The financial gurus next door
In 2003, I left the Beverly Hills apartment I’d rented for years and bought a Spanish bungalow near Manchester and Western in Morningside Circle. The last thing I expected to get from the move was a lesson in financial planning. But as I watch so many scrambling to weather this recession, I’m both humbled and impressed by how the longtime homeowners in my South L.A. neighborhood are riding out the financial storm.
My neighbors Thurman and Etheline bought their home nearly 50 years ago. They paid their mortgage, raised two kids, sent them to college and worked until they retired with pensions. Things they invested in were low risk, cautiously considered and meant to last. The Mercedes that Thurman drove until it stopped running must have been more than 20 years old. When he died last summer, his burial plot had been purchased years earlier. He may never have been what I once considered “rich,” but he and his wife carefully planned for financial security and slowly achieved it.
As the recession strengthens its grip on California, it’s worth considering the lessons of my neighbors. Six of the families on my block have been in their homes for more than 40 years. Some houses have been passed on to adult children who remain in them. Some now have several generations living together. Only one house is empty, and it’s in escrow. Only two homes are rentals; the rest are proudly owner-occupied. A few people are out of work, but that’s the case even in better times. This neighborhood of Spanish-style bungalows and English Tudors with manicured lawns still looks good.
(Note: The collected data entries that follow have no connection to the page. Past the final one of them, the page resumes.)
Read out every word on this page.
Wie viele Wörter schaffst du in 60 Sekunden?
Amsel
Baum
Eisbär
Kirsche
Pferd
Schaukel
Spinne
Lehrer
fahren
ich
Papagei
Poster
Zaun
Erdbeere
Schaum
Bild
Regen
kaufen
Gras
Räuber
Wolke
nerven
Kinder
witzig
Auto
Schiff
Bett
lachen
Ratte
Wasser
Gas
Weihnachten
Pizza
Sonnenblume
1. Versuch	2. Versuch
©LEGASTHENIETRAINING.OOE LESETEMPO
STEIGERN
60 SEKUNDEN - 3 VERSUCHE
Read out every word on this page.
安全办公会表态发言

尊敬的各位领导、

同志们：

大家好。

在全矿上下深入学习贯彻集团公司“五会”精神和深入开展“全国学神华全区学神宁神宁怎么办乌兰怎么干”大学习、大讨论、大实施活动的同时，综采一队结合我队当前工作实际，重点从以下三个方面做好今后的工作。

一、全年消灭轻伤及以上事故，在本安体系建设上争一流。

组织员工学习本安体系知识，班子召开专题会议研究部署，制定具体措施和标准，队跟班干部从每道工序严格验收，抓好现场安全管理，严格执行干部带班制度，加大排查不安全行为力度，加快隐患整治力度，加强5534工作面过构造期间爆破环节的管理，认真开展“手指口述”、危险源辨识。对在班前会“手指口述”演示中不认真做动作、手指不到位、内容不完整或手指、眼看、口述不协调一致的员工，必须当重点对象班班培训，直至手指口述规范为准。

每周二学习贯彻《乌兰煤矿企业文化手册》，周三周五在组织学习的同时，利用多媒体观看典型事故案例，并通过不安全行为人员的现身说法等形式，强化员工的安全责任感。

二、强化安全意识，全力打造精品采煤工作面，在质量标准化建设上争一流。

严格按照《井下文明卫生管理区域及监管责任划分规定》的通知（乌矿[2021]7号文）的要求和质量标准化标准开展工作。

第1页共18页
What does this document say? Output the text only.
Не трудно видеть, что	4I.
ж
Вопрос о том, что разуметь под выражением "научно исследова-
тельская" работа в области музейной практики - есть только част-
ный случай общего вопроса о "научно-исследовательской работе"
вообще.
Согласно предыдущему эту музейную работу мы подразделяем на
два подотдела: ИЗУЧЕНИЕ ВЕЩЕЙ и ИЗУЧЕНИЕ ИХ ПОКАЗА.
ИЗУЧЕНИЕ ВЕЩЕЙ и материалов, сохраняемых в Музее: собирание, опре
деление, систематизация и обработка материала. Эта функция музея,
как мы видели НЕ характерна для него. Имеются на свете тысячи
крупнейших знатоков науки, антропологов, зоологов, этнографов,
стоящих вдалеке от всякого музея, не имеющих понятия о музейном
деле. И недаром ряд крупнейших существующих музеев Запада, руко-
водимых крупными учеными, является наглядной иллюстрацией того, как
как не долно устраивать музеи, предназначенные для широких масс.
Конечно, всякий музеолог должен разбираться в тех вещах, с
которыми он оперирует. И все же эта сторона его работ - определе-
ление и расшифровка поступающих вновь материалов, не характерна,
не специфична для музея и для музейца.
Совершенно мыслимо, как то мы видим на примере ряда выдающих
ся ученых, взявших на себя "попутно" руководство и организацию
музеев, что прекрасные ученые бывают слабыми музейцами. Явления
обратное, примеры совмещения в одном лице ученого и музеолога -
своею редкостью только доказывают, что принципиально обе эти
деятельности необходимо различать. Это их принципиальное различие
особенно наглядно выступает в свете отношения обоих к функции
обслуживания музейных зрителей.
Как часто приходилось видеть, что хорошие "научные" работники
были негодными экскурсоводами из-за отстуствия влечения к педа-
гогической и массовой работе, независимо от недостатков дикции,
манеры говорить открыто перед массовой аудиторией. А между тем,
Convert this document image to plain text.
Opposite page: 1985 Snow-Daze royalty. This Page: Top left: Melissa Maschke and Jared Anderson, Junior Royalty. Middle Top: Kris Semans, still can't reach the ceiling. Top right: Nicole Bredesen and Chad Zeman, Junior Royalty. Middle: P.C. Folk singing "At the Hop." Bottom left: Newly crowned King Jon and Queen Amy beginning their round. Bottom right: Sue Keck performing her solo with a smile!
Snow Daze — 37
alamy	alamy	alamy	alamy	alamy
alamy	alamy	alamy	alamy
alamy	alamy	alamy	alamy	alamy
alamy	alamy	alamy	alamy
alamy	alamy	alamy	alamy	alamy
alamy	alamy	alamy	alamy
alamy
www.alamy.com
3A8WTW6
Folks here have always known how to get by in tough times. They grow fruit trees and vegetable gardens, clip coupons, re-sole shoes and repair clothing. They save on gasoline at Costco and find bargains at the dollar store. Most will live through the recession the way they’ve been living -- within their means.
Of course, this is South L.A., not paradise. There are problems, and they have worsened. Youth programs have been cut, resulting in more graffiti on our commercial corridors and more kids selling drugs. A prosecutor for the area tells me that as the economy has faltered, crime has increased, especially home burglaries being committed by unskilled workers forced out of jobs that skilled workers have taken because of layoffs.
The chair of the neighborhood council says that there have been more than 50 foreclosures in our area in the last year. Perhaps I’m just fortunate to be on a block where there are stable households. But as I drive through my community, it really doesn’t look much different than it did before the economy tanked. A couple of businesses have closed on Manchester Boulevard, a hair-replacement (toupee) shop and a bakery, but two new businesses have opened down the street, a pizza place and a sandwich shop. Community-based organizations have lost funding and cut services, but churches, beauty shops, mortuaries, car washes, nail salons and even nightclubs are still operating, though they’re certainly feeling the pinch.
When I moved here, the plan was to fix up my house, then sell it and buy something “better.” As it turned out, I relished the low overhead and stayed put rather than trading up. As a self- employed screenwriter, I found myself able to relax when I wasn’t working because my expenses were manageable. Watching my neighbors has shown me the value of appreciating the home I already have. Slow and steady seems to be a good way to navigate the long, bumpy road back to financial stability.